2. Creating a System for Organizing Your Financial Documents

Now that you’ve cleaned out your files, it’s time to make sure you are properly organized. Set up a filing system that works for you. You want to be able to keep track of your most important financial documents, as well as other items of interest. I have a folder on my desk where I put tax receipts as soon as I receive them. There are also a number of tools, like Shoeboxed, which can help you organize your finances. Whether you use a file cabinet, or whether it’s all digital, put together a system to keep things organized.

3. Go Paperless

If you have the option to go paperless, take it! Arrange to receive your statements and financial documents electronically. You can file them in a password-protected file on your computer, and reduce the clutter that ends up around your home. Going paperless can be good for the environment, as well as make things easier for you.

4. Get Rid of the Junk Mail

Prescreened offers can start to clutter up your home, and even lead to poor financial decisions. You can de-clutter your financial life with the help of opt-out  resources that can reduce your junk mail and unsolicited calls. Canada has a National Do Not Call List, and it is worth noting that you have to opt-in for commercial email, thanks to Bill C-28. There are also lists, like iOptOut, that provide a way for you to get taking off marketing lists.

5. Create a Financial Plan

Figure out what you want to accomplish in the coming year, in terms of finances. Create a financial plan that makes sense for you. Even if you don’t account for every penny, look at the broad strokes of what you need to do in order to accomplish your goals.

6. Put Together a Debt Pay Down Plan

If you have debt, now is a great time to create a pay down plan. Put together a plan to pay off your debt. List all of your debts, along with your payments and interest rates. Figure out a way to save more money each month in order to get to the point where you can pay down your debt.

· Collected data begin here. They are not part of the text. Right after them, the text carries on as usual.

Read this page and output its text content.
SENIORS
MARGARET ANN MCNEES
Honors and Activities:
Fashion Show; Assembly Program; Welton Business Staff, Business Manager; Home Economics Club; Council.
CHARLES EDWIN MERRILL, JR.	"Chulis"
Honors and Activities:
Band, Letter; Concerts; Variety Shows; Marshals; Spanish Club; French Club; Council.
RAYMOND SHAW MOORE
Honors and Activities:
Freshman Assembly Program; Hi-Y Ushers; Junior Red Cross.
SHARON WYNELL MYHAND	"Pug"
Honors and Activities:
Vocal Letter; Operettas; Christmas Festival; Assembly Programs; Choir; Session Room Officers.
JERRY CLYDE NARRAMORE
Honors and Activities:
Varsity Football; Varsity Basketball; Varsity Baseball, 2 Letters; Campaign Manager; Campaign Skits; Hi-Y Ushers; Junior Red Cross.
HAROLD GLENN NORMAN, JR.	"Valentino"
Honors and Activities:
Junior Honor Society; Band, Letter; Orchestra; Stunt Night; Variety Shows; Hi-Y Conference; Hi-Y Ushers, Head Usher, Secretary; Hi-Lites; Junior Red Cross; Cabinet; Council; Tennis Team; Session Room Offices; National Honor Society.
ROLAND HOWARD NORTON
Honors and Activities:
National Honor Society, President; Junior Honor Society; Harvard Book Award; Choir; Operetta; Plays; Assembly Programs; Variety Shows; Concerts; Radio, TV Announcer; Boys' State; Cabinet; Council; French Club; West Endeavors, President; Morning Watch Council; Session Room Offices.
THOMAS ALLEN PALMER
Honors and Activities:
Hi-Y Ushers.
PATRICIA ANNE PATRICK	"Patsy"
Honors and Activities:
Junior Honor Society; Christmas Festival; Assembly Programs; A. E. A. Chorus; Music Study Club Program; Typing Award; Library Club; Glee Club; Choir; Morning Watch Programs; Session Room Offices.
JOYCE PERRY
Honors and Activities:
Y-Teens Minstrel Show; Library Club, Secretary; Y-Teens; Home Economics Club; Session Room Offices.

7. Evaluate Your Retirement Contributions

Can you make more retirement plan contributions? If you could be putting more into your RRSP, look for a way to do so. Increase your contributions. You’ll be better prepared for the future, and you’ll have a more fine-tuned plan for your money this year.

8. Get Rid of Investments that Aren’t Working Out

Finally, look through your investment portfolio. Consider your asset allocation. Do you need to buy more stocks, or should you increase your bonds? Do you have losing stocks that aren’t likely to recover? While you don’t want to fiddle too much with your investment portfolio, it is a good idea to review it periodically and make changes as necessary.